On Saturday night, more than 900 guests gathered in black tie under backyard tents at the Shriver estate and bade farewell in opulent fashion to the Best Buddies Ball, held for the final time. The Shrivers have put their home on the market -- the 16,000-square-foot Georgian manse is listed at $11.8 million -- and their son plans to replace the annual gala with a D.C. cycling challenge.
Anthony Shriver, 43, who emcees each year, said he will miss the ball, adding "we're definitely going to go out on top."
"I didn't want this thing to become stale . . . or become this Washington event that went on and on and on," said Shriver, who works full time as chairman of Best Buddies. "After 20 years of success, you've got to reinvent yourself."

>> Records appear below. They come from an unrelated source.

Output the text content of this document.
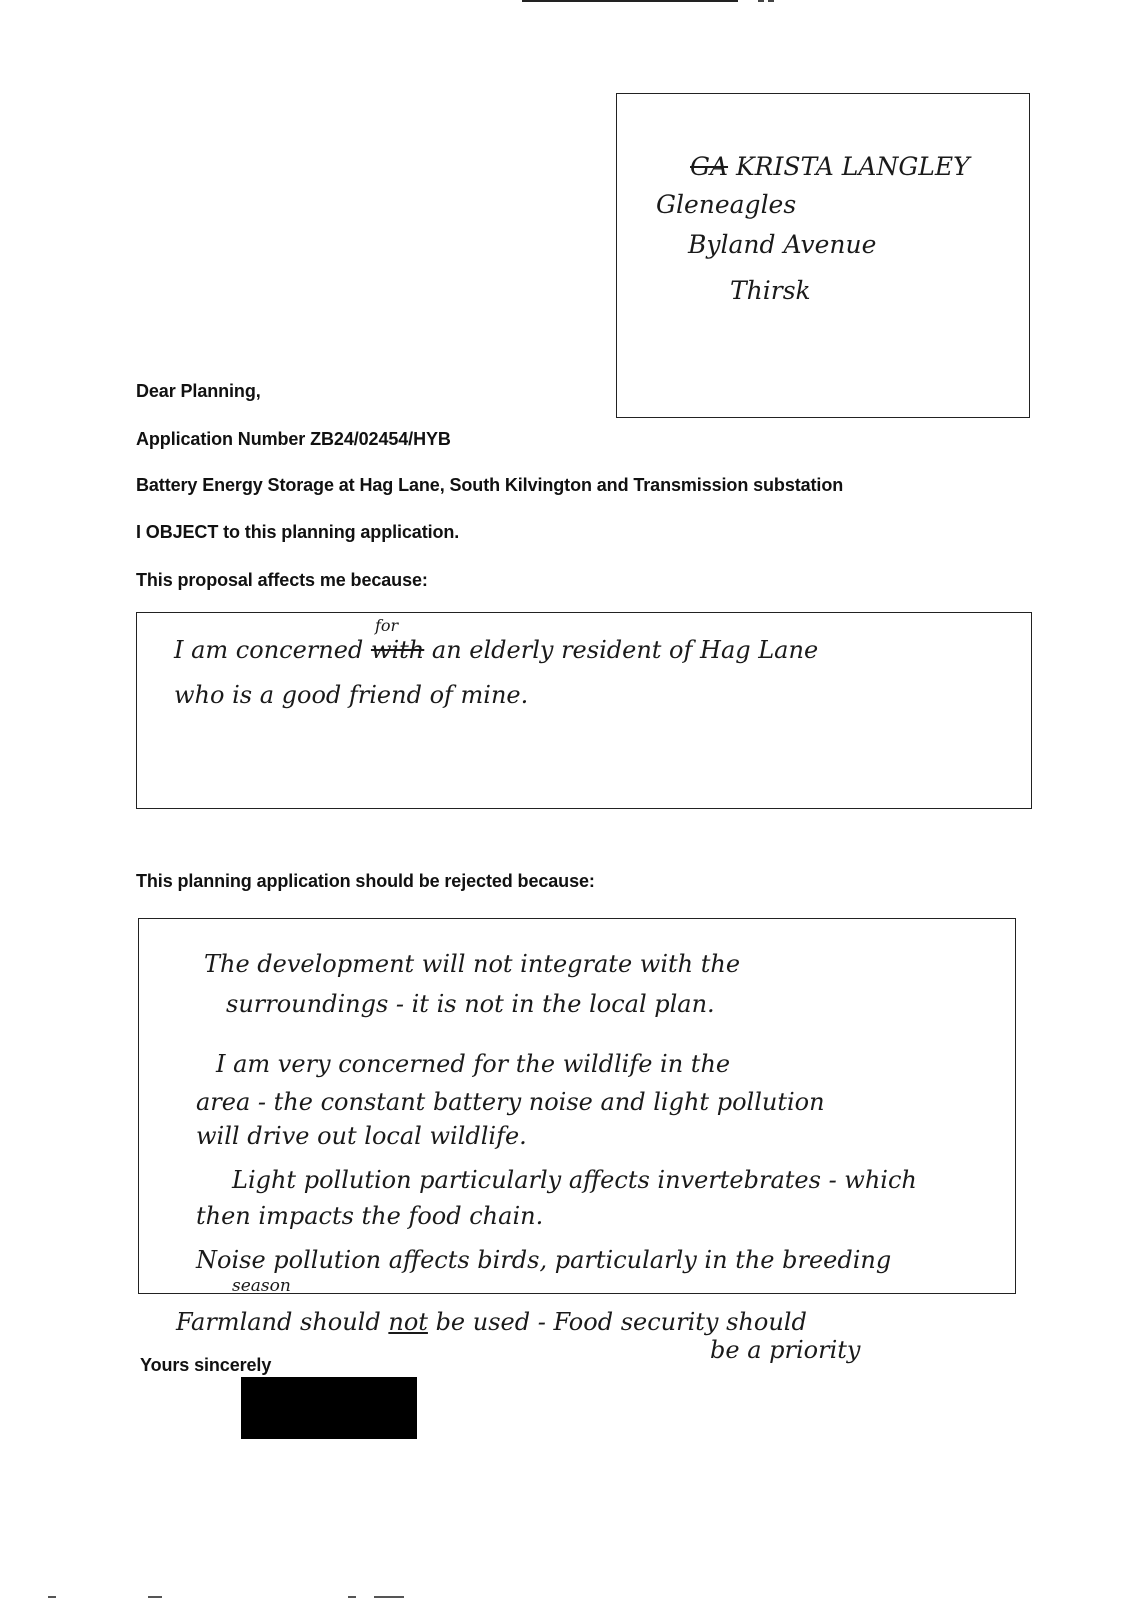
GA KRISTA LANGLEY
Gleneagles
Byland Avenue
Thirsk
Dear Planning,
Application Number ZB24/02454/HYB
Battery Energy Storage at Hag Lane, South Kilvington and Transmission substation
I OBJECT to this planning application.
This proposal affects me because:
I am concerned with
for
an elderly resident of Hag Lane
who is a good friend of mine.
This planning application should be rejected because:
The development will not integrate with the
surroundings - it is not in the local plan.
I am very concerned for the wildlife in the
area - the constant battery noise and light pollution
will drive out local wildlife.
Light pollution particularly affects invertebrates - which
then impacts the food chain.
Noise pollution affects birds, particularly in the breeding
season
Farmland should not be used - Food security should
be a priority
Yours sincerely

Saturday's finale provided Best Buddies its largest haul yet. The ball raised $3.35 million in ticket sales (starting at $600 a head) and auction revenue (Randy Jackson auctioned four backstage passes to "American Idol" for $64,000, while Kenny G's saxophone went for $9,000).
The event honored Sheikha Mozah Bint Nasser Al Missned, consort of the emir of Qatar, who founded a center for special-needs children in her wealthy and fast-growing country. She is credited with raising awareness of intellectually disabled people, who had been hidden in her society.

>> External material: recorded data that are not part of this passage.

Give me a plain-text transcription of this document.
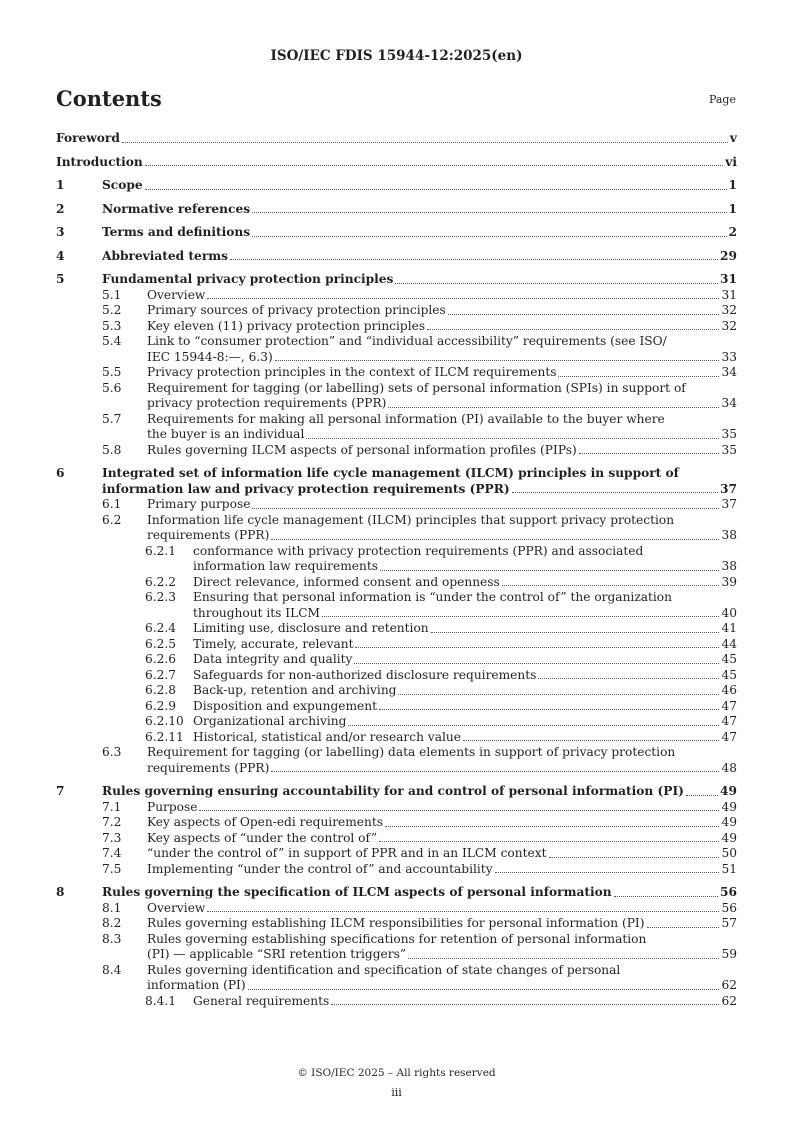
ISO/IEC FDIS 15944-12:2025(en)
Contents	Page
Foreword	v
Introduction	vi
1	Scope	1
2	Normative references	1
3	Terms and definitions	2
4	Abbreviated terms	29
5	Fundamental privacy protection principles	31
5.1 Overview	31
5.2 Primary sources of privacy protection principles	32
5.3 Key eleven (11) privacy protection principles	32
5.4 Link to “consumer protection” and “individual accessibility” requirements (see ISO/
IEC 15944-8:—, 6.3)	33
5.5 Privacy protection principles in the context of ILCM requirements	34
5.6 Requirement for tagging (or labelling) sets of personal information (SPIs) in support of
privacy protection requirements (PPR)	34
5.7 Requirements for making all personal information (PI) available to the buyer where
the buyer is an individual	35
5.8 Rules governing ILCM aspects of personal information profiles (PIPs)	35
6	Integrated set of information life cycle management (ILCM) principles in support of
information law and privacy protection requirements (PPR)	37
6.1 Primary purpose	37
6.2 Information life cycle management (ILCM) principles that support privacy protection
requirements (PPR)	38
6.2.1 conformance with privacy protection requirements (PPR) and associated
information law requirements	38
6.2.2 Direct relevance, informed consent and openness	39
6.2.3 Ensuring that personal information is “under the control of” the organization
throughout its ILCM	40
6.2.4 Limiting use, disclosure and retention	41
6.2.5 Timely, accurate, relevant	44
6.2.6 Data integrity and quality	45
6.2.7 Safeguards for non-authorized disclosure requirements	45
6.2.8 Back-up, retention and archiving	46
6.2.9 Disposition and expungement	47
6.2.10 Organizational archiving	47
6.2.11 Historical, statistical and/or research value	47
6.3 Requirement for tagging (or labelling) data elements in support of privacy protection
requirements (PPR)	48
7	Rules governing ensuring accountability for and control of personal information (PI)	49
7.1 Purpose	49
7.2 Key aspects of Open-edi requirements	49
7.3 Key aspects of “under the control of”	49
7.4 “under the control of” in support of PPR and in an ILCM context	50
7.5 Implementing “under the control of” and accountability	51
8	Rules governing the specification of ILCM aspects of personal information	56
8.1 Overview	56
8.2 Rules governing establishing ILCM responsibilities for personal information (PI)	57
8.3 Rules governing establishing specifications for retention of personal information
(PI) — applicable “SRI retention triggers”	59
8.4 Rules governing identification and specification of state changes of personal
information (PI)	62
8.4.1 General requirements	62
© ISO/IEC 2025 – All rights reserved
iii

"They are the true leaders," she said in accepting a leadership award.
The evening had a Middle Eastern flair, with a menu of seared sea scallops, lamb shank and baklava tart garnished with figs and pistachios. Fuchsia, gold and turquoise fabric draped the ceiling of the dinner tent, and dramatic lighting bathed about 100 round tables and their centerpieces of roses.
The Best Buddies Ball only recently took on a global flair. The early balls were less glamorous. For one, Anthony Shriver rented a cheap tent, and it started to fall down as a pouring rain drenched the event. Organizers drove out to buy umbrellas and ponchos for the guests. "The tables were literally sinking into the ground," recalled Lisa Derx, a vice president at Best Buddies.
Every year has a theme. Once, Indy 500 race cars were displayed in the tent and each guest got an unusual gift: a quart of oil.